In a first study [1], the goal was to analyze large HIV datasets for drug resistance mutations (DRMs). We used simple machine learning approaches (e.g., logistic classifiers) with high explanatory power to select descriptors/mutations that were highly correlated with the resistance status of training strains. Using this approach, six new mutations significantly associated with resistance were identified. However, our results likely indicate that all mutations directly conferring resistance have been found (which is good news!), and that our newly discovered DRMs are accessory or compensatory mutations.

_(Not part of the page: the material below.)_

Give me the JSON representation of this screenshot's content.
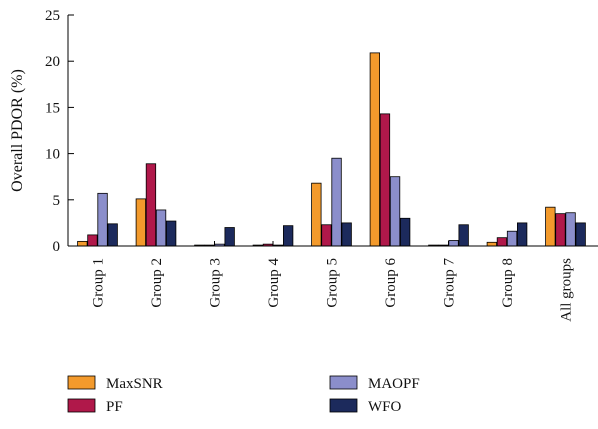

Moreover, apart from the accessory nature of the relationships we found, we did not find any significant signal of further, more subtle epistasis combining several mutations that individually do not seem to confer any resistance.

The second study [2] concerns phylodynamics. Given a phylogeny of strains, which is a proxy for the transmission tree among patients, the goal was to estimate key epidemiological parameters, such as R0, the basic reproductive number (expected number of transmissions per infectious case). The standard approach relies on mathematical modeling and complex systems of ordinary differential equations, which cannot be solved for trees with more than about 500 tips. We used a deep learning approach, where a neural network architecture was trained to estimate parameters from simulated trees generated for a broad range of parameters values. The approach proved to be both more accurate and much faster than the standard approach, allowing for the analysis of trees with tens of thousands of tips.

These two case studies are intended to show the interactions between machine learning and phylogenetics, which are expected to become increasingly common and fruitful.

[1] Blassel Luc, Tostevin Anna, Villabona-Arenas Christian Julian, Peeters Martine, Hue Stephane & Gascuel Olivier, Août 2021 — Using machine learning and big data to explore the drug resistance landscape in HIV. PLoS computational biology. Vol. 17, n° 8, e1008873–e1008873.

[2] Voznica J., Zhukova A., Boskova V., Saulnier E., Lemoine F., Moslonka-Levebvre M. & Gascuel O., 2022 — Deep learning from phylogenies to uncover the epidemiological dynamics of outbreaks. Nature Communications. N° 3896.